Kaiser Permanente Hawaii plans to spend the next three years studying the prevalence of diabetes among 10 of the state’s ethnic groups.
In addition, the study will include looking at the factors within those groups that contribute to diabetes-related diseases affecting the heart and kidney.
The $1.5 million study, funded by the National Institute of Diabetes and Digestive and Kidney Disorders, is the first of its kind designed to take a deeper look at the specific impacts diabetes has on people living in Hawaii who identify as Japanese, Chinese, Filipino, Hawaiian, Samoan, mixed Asian-Caucasian, mixed Asian-Hawaiian, mixed Hawaiian-Caucasian and mixed Asian-Hawaiian-Caucasian. A Caucasian-only group will also be included for comparison purposes.
"It’s problematic that Asians and Pacific Islanders have such high rates of diabetes, yet they have been studied far less than other minorities in the U.S.," said Dr.
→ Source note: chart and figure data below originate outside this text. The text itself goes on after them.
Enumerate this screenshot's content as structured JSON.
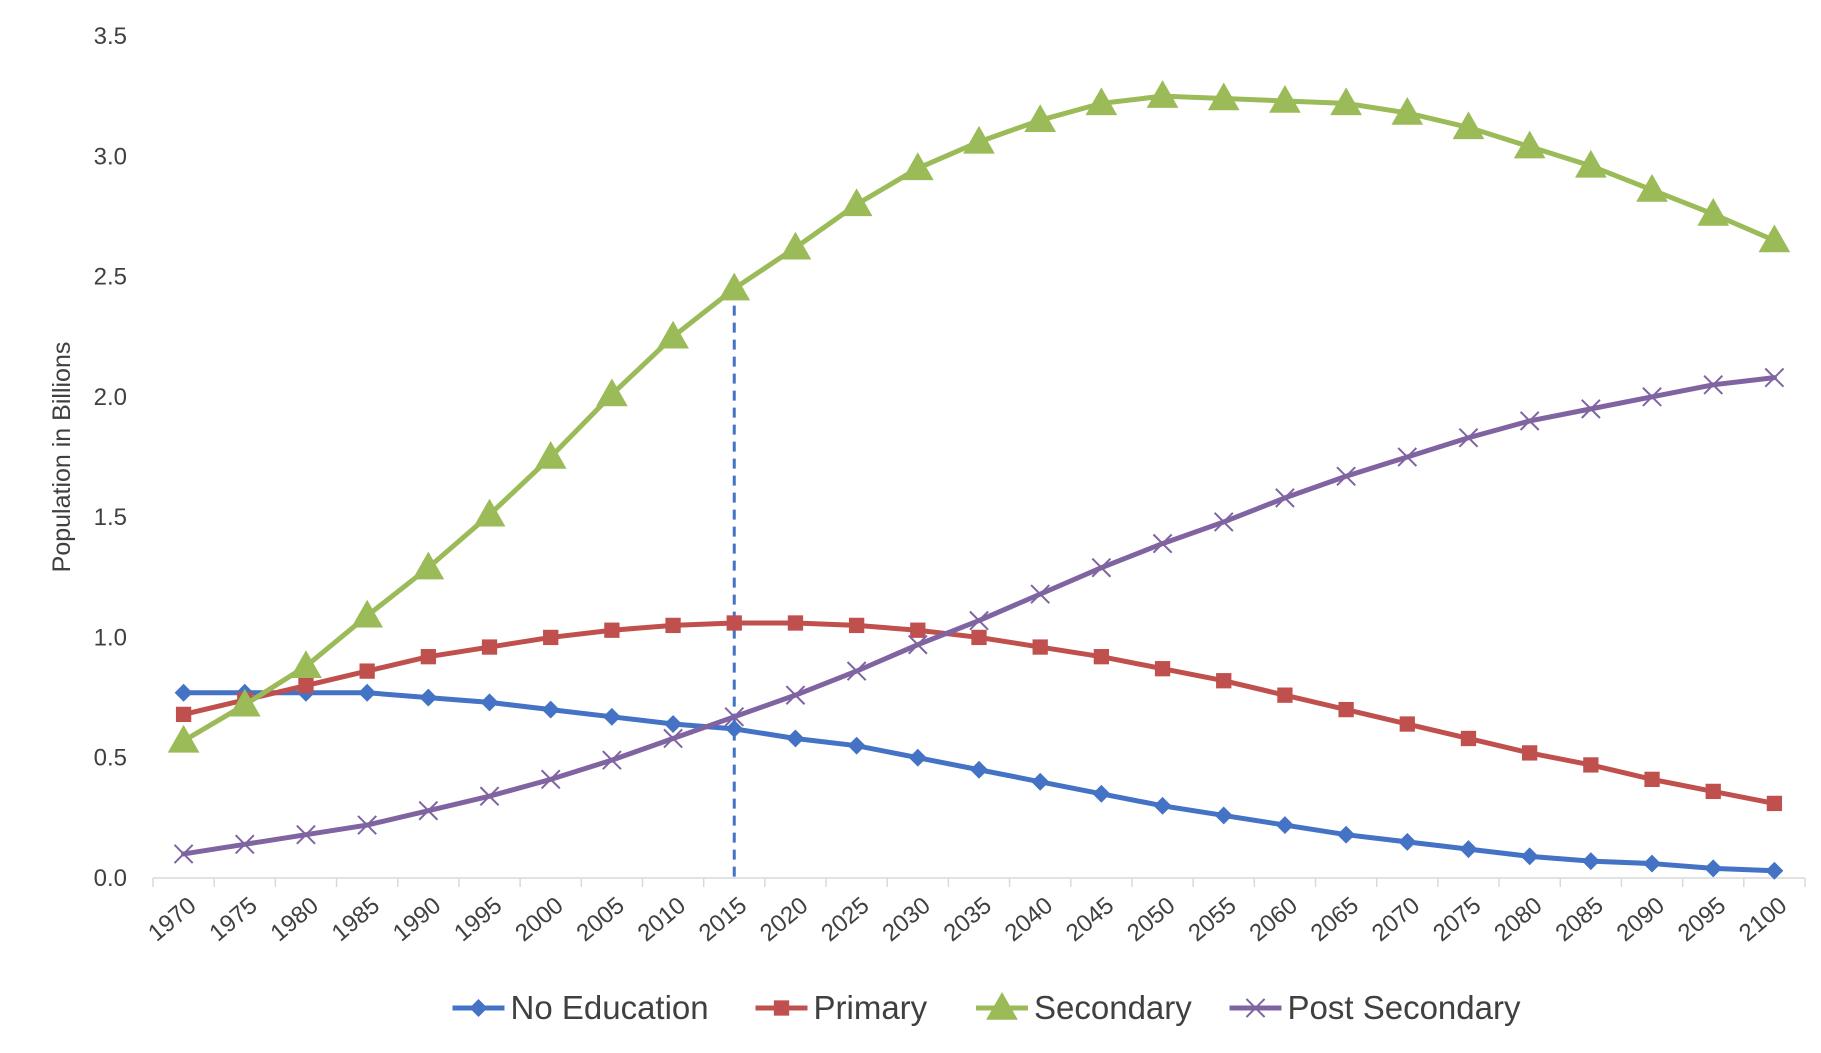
{
  "chart_data": {
    "type": "line",
    "title": "",
    "xlabel": "",
    "ylabel": "Population in Billions",
    "ylim": [
      0,
      3.5
    ],
    "yticks": [
      "0.0",
      "0.5",
      "1.0",
      "1.5",
      "2.0",
      "2.5",
      "3.0",
      "3.5"
    ],
    "ytick_values": [
      0,
      0.5,
      1.0,
      1.5,
      2.0,
      2.5,
      3.0,
      3.5
    ],
    "categories": [
      "1970",
      "1975",
      "1980",
      "1985",
      "1990",
      "1995",
      "2000",
      "2005",
      "2010",
      "2015",
      "2020",
      "2025",
      "2030",
      "2035",
      "2040",
      "2045",
      "2050",
      "2055",
      "2060",
      "2065",
      "2070",
      "2075",
      "2080",
      "2085",
      "2090",
      "2095",
      "2100"
    ],
    "grid": false,
    "legend_position": "bottom",
    "reference_line": {
      "category": "2015",
      "style": "dashed",
      "color": "#4472c4"
    },
    "series": [
      {
        "name": "No Education",
        "color": "#4472c4",
        "marker": "diamond",
        "values": [
          0.77,
          0.77,
          0.77,
          0.77,
          0.75,
          0.73,
          0.7,
          0.67,
          0.64,
          0.62,
          0.58,
          0.55,
          0.5,
          0.45,
          0.4,
          0.35,
          0.3,
          0.26,
          0.22,
          0.18,
          0.15,
          0.12,
          0.09,
          0.07,
          0.06,
          0.04,
          0.03
        ]
      },
      {
        "name": "Primary",
        "color": "#c0504d",
        "marker": "square",
        "values": [
          0.68,
          0.74,
          0.8,
          0.86,
          0.92,
          0.96,
          1.0,
          1.03,
          1.05,
          1.06,
          1.06,
          1.05,
          1.03,
          1.0,
          0.96,
          0.92,
          0.87,
          0.82,
          0.76,
          0.7,
          0.64,
          0.58,
          0.52,
          0.47,
          0.41,
          0.36,
          0.31
        ]
      },
      {
        "name": "Secondary",
        "color": "#9bbb59",
        "marker": "triangle",
        "values": [
          0.57,
          0.72,
          0.88,
          1.09,
          1.29,
          1.51,
          1.75,
          2.01,
          2.25,
          2.45,
          2.62,
          2.8,
          2.95,
          3.06,
          3.15,
          3.22,
          3.25,
          3.24,
          3.23,
          3.22,
          3.18,
          3.12,
          3.04,
          2.96,
          2.86,
          2.76,
          2.65
        ]
      },
      {
        "name": "Post Secondary",
        "color": "#8064a2",
        "marker": "x",
        "values": [
          0.1,
          0.14,
          0.18,
          0.22,
          0.28,
          0.34,
          0.41,
          0.49,
          0.58,
          0.67,
          0.76,
          0.86,
          0.97,
          1.07,
          1.18,
          1.29,
          1.39,
          1.48,
          1.58,
          1.67,
          1.75,
          1.83,
          1.9,
          1.95,
          2.0,
          2.05,
          2.08
        ]
      }
    ]
  }
}
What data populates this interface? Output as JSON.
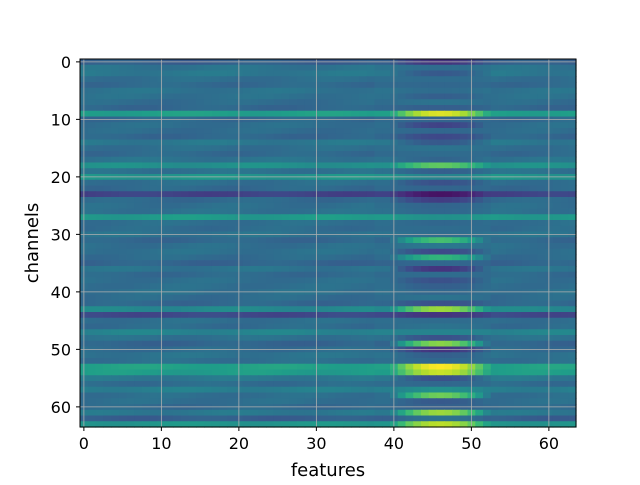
{
  "chart_data": {
    "type": "heatmap",
    "colormap": "viridis",
    "colormap_stops": [
      "#440154",
      "#482878",
      "#3e4989",
      "#31688e",
      "#26828e",
      "#1f9e89",
      "#35b779",
      "#6ece58",
      "#b5de2b",
      "#fde725"
    ],
    "xlabel": "features",
    "ylabel": "channels",
    "x_ticks": [
      0,
      10,
      20,
      30,
      40,
      50,
      60
    ],
    "y_ticks": [
      0,
      10,
      20,
      30,
      40,
      50,
      60
    ],
    "xlim": [
      -0.5,
      63.5
    ],
    "ylim": [
      63.5,
      -0.5
    ],
    "y_inverted": true,
    "grid": true,
    "n_rows": 64,
    "n_cols": 64,
    "active_band_cols": [
      39,
      52
    ],
    "base_levels": [
      0.3,
      0.38,
      0.4,
      0.36,
      0.34,
      0.38,
      0.37,
      0.35,
      0.33,
      0.56,
      0.34,
      0.36,
      0.35,
      0.33,
      0.4,
      0.36,
      0.34,
      0.38,
      0.5,
      0.37,
      0.52,
      0.36,
      0.34,
      0.2,
      0.34,
      0.36,
      0.37,
      0.54,
      0.36,
      0.35,
      0.38,
      0.33,
      0.36,
      0.37,
      0.35,
      0.32,
      0.38,
      0.34,
      0.36,
      0.36,
      0.37,
      0.35,
      0.33,
      0.47,
      0.22,
      0.36,
      0.35,
      0.45,
      0.37,
      0.32,
      0.35,
      0.38,
      0.36,
      0.57,
      0.55,
      0.4,
      0.35,
      0.43,
      0.36,
      0.36,
      0.34,
      0.4,
      0.3,
      0.52
    ],
    "band_levels": [
      0.15,
      0.35,
      0.28,
      0.35,
      0.33,
      0.35,
      0.3,
      0.38,
      0.3,
      0.95,
      0.32,
      0.2,
      0.33,
      0.22,
      0.28,
      0.38,
      0.35,
      0.32,
      0.75,
      0.3,
      0.45,
      0.25,
      0.32,
      0.05,
      0.18,
      0.32,
      0.33,
      0.5,
      0.33,
      0.35,
      0.35,
      0.7,
      0.4,
      0.22,
      0.65,
      0.33,
      0.15,
      0.35,
      0.25,
      0.3,
      0.33,
      0.38,
      0.25,
      0.85,
      0.15,
      0.35,
      0.38,
      0.45,
      0.25,
      0.82,
      0.15,
      0.3,
      0.33,
      1.0,
      0.92,
      0.25,
      0.33,
      0.5,
      0.78,
      0.28,
      0.3,
      0.85,
      0.38,
      0.9
    ]
  }
}
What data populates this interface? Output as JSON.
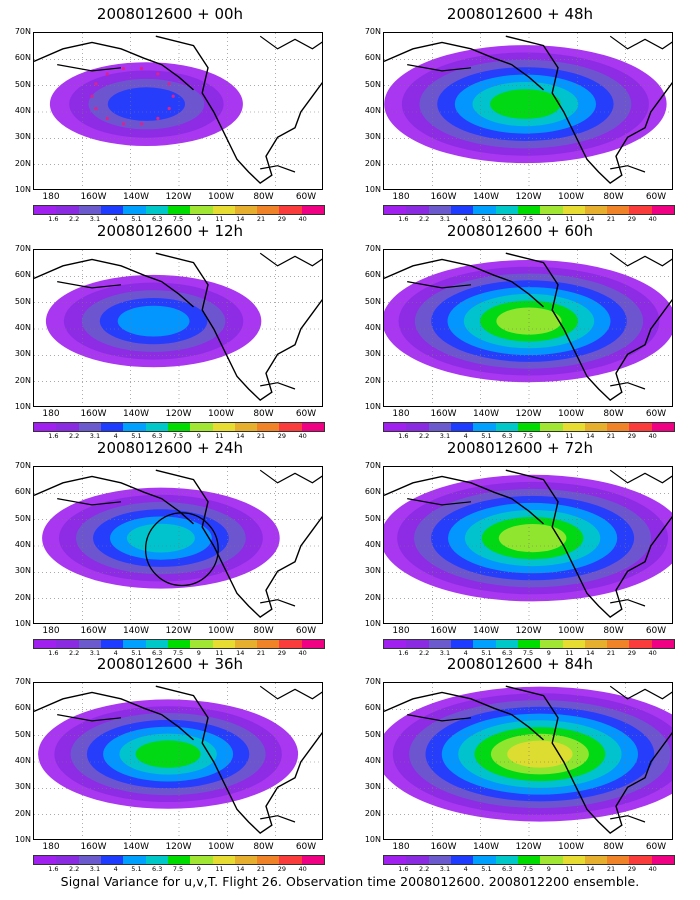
{
  "caption": "Signal Variance for u,v,T. Flight 26. Observation time 2008012600. 2008012200 ensemble.",
  "panels": [
    {
      "title": "2008012600 + 00h",
      "level": 0.15,
      "circle": false,
      "dots": true
    },
    {
      "title": "2008012600 + 48h",
      "level": 0.55,
      "circle": false,
      "dots": false
    },
    {
      "title": "2008012600 + 12h",
      "level": 0.25,
      "circle": false,
      "dots": false
    },
    {
      "title": "2008012600 + 60h",
      "level": 0.6,
      "circle": false,
      "dots": false
    },
    {
      "title": "2008012600 + 24h",
      "level": 0.35,
      "circle": true,
      "dots": false
    },
    {
      "title": "2008012600 + 72h",
      "level": 0.65,
      "circle": false,
      "dots": false
    },
    {
      "title": "2008012600 + 36h",
      "level": 0.45,
      "circle": false,
      "dots": false
    },
    {
      "title": "2008012600 + 84h",
      "level": 0.75,
      "circle": false,
      "dots": false
    }
  ],
  "lat_labels": [
    "70N",
    "60N",
    "50N",
    "40N",
    "30N",
    "20N",
    "10N"
  ],
  "lon_labels": [
    "180",
    "160W",
    "140W",
    "120W",
    "100W",
    "80W",
    "60W"
  ],
  "colorbar": {
    "labels": [
      "1.6",
      "2.2",
      "3.1",
      "4",
      "5.1",
      "6.3",
      "7.5",
      "9",
      "11",
      "14",
      "21",
      "29",
      "40"
    ],
    "colors": [
      "#a020f0",
      "#8a2be2",
      "#6a5acd",
      "#1e3cff",
      "#00a0ff",
      "#00c8c8",
      "#00dc00",
      "#a0e632",
      "#e6dc32",
      "#e6af2d",
      "#f08228",
      "#fa3c3c",
      "#f00082"
    ]
  }
}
Beth Waitzfelder, a sociologist with Kaiser’s nonprofit Center for Health Research Hawaii who will lead the study, which was launched July 15.
"What’s really unique about the study is that we’re looking at well-defined mixed-race groups, which as far as I can tell has not been done before in this way," she said.
Native Hawaiians in Hawaii have more than twice the rate of diabetes and are 5.7 times as likely to die from diabetes than white residents, according to the U.S. Department of Health and Human Services’ Office of Minority Health. Residents who identify as being Filipino have more than three times the death rate as white residents.
Diabetes, a disease in which the body has trouble processing sugar, is the nation’s seventh-leading cause of death. It can cause poor circulation, heart and kidney problems, nerve damage, blindness and eye problems, and nontraumatic lower limb amputations.
Waitzfelder said the goal of the study is to identify what factors play into how the population groups are affected by those outcomes, so as to develop better treatment and prevention methods.
"We first have to figure out what the problem is — what are the underlying factors that are contributing to poor outcomes — and then we hope to develop interventions to address those," Waitzfelder said.
According to the Centers for Disease Control and Prevention, 8.3 percent of the U.S. population had diabetes as of 2010.
A 2010 state Department of Health diabetes report found that about 7.7 percent of Hawaii residents reported having been diagnosed with the disease. The report also states that 13.4 percent of residents who earn less than $15,000 a year have diabetes; 15.2 percent of Nanakuli/Waianae residents reported having the disease; 9.9 percent of Filipinos have the disease; and the prevalence of the disease varies little by county.
Waitzfelder, who has been researching diabetes for about 15 years, said the study seeks to evaluate how patient characteristics such as culture, education and income, as well as treatment factors and environment, contribute to differences in diabetes-related outcomes among the 10 study populations.
According to the 2010 U.S. Census, the number of Asians and Pacific Islanders increased in the United States by 43 percent and 35 percent respectively since 2000, making them the fastest-growing populations in the country.
Waitzfelder noted that previous diabetes studies done on Asians and Pacific Islanders often lumped these populations into one heterogeneous category, potentially blurring important differences among these groups.
To complete the study, Kaiser Permanente Hawaii will pull information from its electronic medical record system and conduct a large-scale patient survey among people within the identified groups. Patients will not be identified in study results, and personal information will be kept confidential.